The PB-R-WST model was unable to solve 10 problems neither with \(b_r\equiv 1\) nor with \(b_r\equiv 2\). In 30 instances the PB-R-WST model required less computational time with \(b_r\equiv 2\) than with \(b_r\equiv 1\) while in 20 instances it required more computational time with \(b_r\equiv 2\) than with \(b_r\equiv 1\).

Experiment show that increasing the number of buffers between the machines form 0 to 1 has great impact on both the optimal value of the problem and the computational time the PB-R models need to solve the problem. Increasing the number of buffers between the machines form 1 to 2 has less influence on the optimal value of the problem but it can decrease the computational time the PB-R models need to optimally solve the problem.

5 Conclusions

In this paper a new problem, namely the PB-R-PFSP, derived from the classical PFSP is introduced. The new problem arises from industrial production line modeling problems where the jobs are carried on palettes between the machines and number of palettes is bounded. Furthermore there is limited storage between the machines and there are repeated jobs. To solve the PB-R-PFSP, we defined three new MILP models.

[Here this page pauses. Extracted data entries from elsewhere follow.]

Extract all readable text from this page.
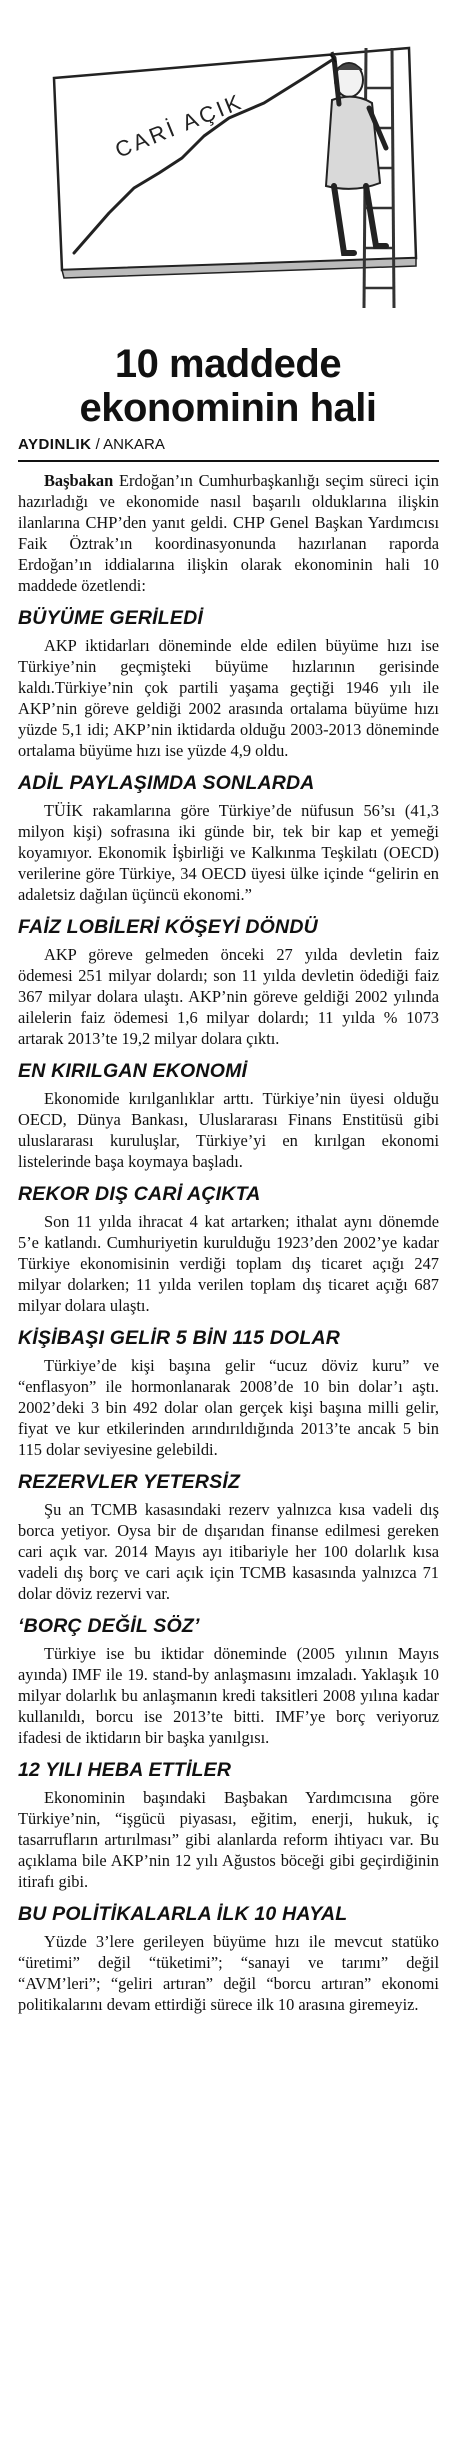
CARİ AÇIK
10 maddede
ekonominin hali
AYDINLIK / ANKARA

Başbakan Erdoğan’ın Cumhurbaşkanlığı seçim süreci için hazırladığı ve ekonomide nasıl başarılı olduklarına ilişkin ilanlarına CHP’den yanıt geldi. CHP Genel Başkan Yardımcısı Faik Öztrak’ın koordinasyonunda hazırlanan raporda Erdoğan’ın iddialarına ilişkin olarak ekonominin hali 10 maddede özetlendi:

BÜYÜME GERİLEDİ

AKP iktidarları döneminde elde edilen büyüme hızı ise Türkiye’nin geçmişteki büyüme hızlarının gerisinde kaldı.Türkiye’nin çok partili yaşama geçtiği 1946 yılı ile AKP’nin göreve geldiği 2002 arasında ortalama büyüme hızı yüzde 5,1 idi; AKP’nin iktidarda olduğu 2003-2013 döneminde ortalama büyüme hızı ise yüzde 4,9 oldu.

ADİL PAYLAŞIMDA SONLARDA

TÜİK rakamlarına göre Türkiye’de nüfusun 56’sı (41,3 milyon kişi) sofrasına iki günde bir, tek bir kap et yemeği koyamıyor. Ekonomik İşbirliği ve Kalkınma Teşkilatı (OECD) verilerine göre Türkiye, 34 OECD üyesi ülke içinde “gelirin en adaletsiz dağılan üçüncü ekonomi.”

FAİZ LOBİLERİ KÖŞEYİ DÖNDÜ

AKP göreve gelmeden önceki 27 yılda devletin faiz ödemesi 251 milyar dolardı; son 11 yılda devletin ödediği faiz 367 milyar dolara ulaştı. AKP’nin göreve geldiği 2002 yılında ailelerin faiz ödemesi 1,6 milyar dolardı; 11 yılda % 1073 artarak 2013’te 19,2 milyar dolara çıktı.

EN KIRILGAN EKONOMİ

Ekonomide kırılganlıklar arttı. Türkiye’nin üyesi olduğu OECD, Dünya Bankası, Uluslararası Finans Enstitüsü gibi uluslararası kuruluşlar, Türkiye’yi en kırılgan ekonomi listelerinde başa koymaya başladı.

REKOR DIŞ CARİ AÇIKTA

Son 11 yılda ihracat 4 kat artarken; ithalat aynı dönemde 5’e katlandı. Cumhuriyetin kurulduğu 1923’den 2002’ye kadar Türkiye ekonomisinin verdiği toplam dış ticaret açığı 247 milyar dolarken; 11 yılda verilen toplam dış ticaret açığı 687 milyar dolara ulaştı.

KİŞİBAŞI GELİR 5 BİN 115 DOLAR

Türkiye’de kişi başına gelir “ucuz döviz kuru” ve “enflasyon” ile hormonlanarak 2008’de 10 bin dolar’ı aştı. 2002’deki 3 bin 492 dolar olan gerçek kişi başına milli gelir, fiyat ve kur etkilerinden arındırıldığında 2013’te ancak 5 bin 115 dolar seviyesine gelebildi.

REZERVLER YETERSİZ

Şu an TCMB kasasındaki rezerv yalnızca kısa vadeli dış borca yetiyor. Oysa bir de dışarıdan finanse edilmesi gereken cari açık var. 2014 Mayıs ayı itibariyle her 100 dolarlık kısa vadeli dış borç ve cari açık için TCMB kasasında yalnızca 71 dolar döviz rezervi var.

‘BORÇ DEĞİL SÖZ’

Türkiye ise bu iktidar döneminde (2005 yılının Mayıs ayında) IMF ile 19. stand-by anlaşmasını imzaladı. Yaklaşık 10 milyar dolarlık bu anlaşmanın kredi taksitleri 2008 yılına kadar kullanıldı, borcu ise 2013’te bitti. IMF’ye borç veriyoruz ifadesi de iktidarın bir başka yanılgısı.

12 YILI HEBA ETTİLER

Ekonominin başındaki Başbakan Yardımcısına göre Türkiye’nin, “işgücü piyasası, eğitim, enerji, hukuk, iç tasarrufların artırılması” gibi alanlarda reform ihtiyacı var. Bu açıklama bile AKP’nin 12 yılı Ağustos böceği gibi geçirdiğinin itirafı gibi.

BU POLİTİKALARLA İLK 10 HAYAL

Yüzde 3’lere gerileyen büyüme hızı ile mevcut statüko “üretimi” değil “tüketimi”; “sanayi ve tarımı” değil “AVM’leri”; “geliri artıran” değil “borcu artıran” ekonomi politikalarını devam ettirdiği sürece ilk 10 arasına giremeyiz.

Three experiments were conducted to compare the MILP models and to investigate the effect of changing the number of palettes or the buffer sizes between the machines. The major conclusions from the numerical experiments reported in this paper are as follows.

  1. 1.

    The PB-R-TS2 model performed significantly better on the Friedman test than the PB-R-WST model on easy problems with \(b_r\equiv 1,2\) and \(K=8,9,10\).

  2. 2.

    The PB-R-TS2 model was significantly faster on the Friedman test than the PB-R-Wilson model on easy problems with \(b_r\equiv 1\) and \(K=8,9\) and on problems with \(b_r\equiv 2\) and \(K=10\).

  3. 3.

    The PB-R-Wilson model performed significantly better on the Friedman test than the PB-R-WST model on easy problems with \(b_r\equiv 1,2\) and \(K=8,10\).

  4. 4.

    Both the PB-R-Wilson and the PB-R-TS2 models performed significantly better on the Friedman test than the PB-R-WST model on hard problems with \(b_r\equiv 0\) and \(K=8,9\).

  5. 5.

    Increasing the number of palettes by one has small impact on the optimal value of the problems but it can make a problem easier to solve by the MILP models (for example none of the PB-R models could solve a problem with \(M=8, N=35, b_r\equiv 2,\ K=8\), but they could all solve the problem in a few seconds when the number of palettes was increased to 9).

  6. 6.

    Increasing the number of buffers between the machines from 0 to 1 can decrease the optimal value of a problem and it dramatically decreases the computational time that the MILP models need to solve the problems. (In several instances all three models could solve the problem in a few seconds with \(b_r\equiv 1\) which they were unable to solve in 3,600 s with zero buffer size).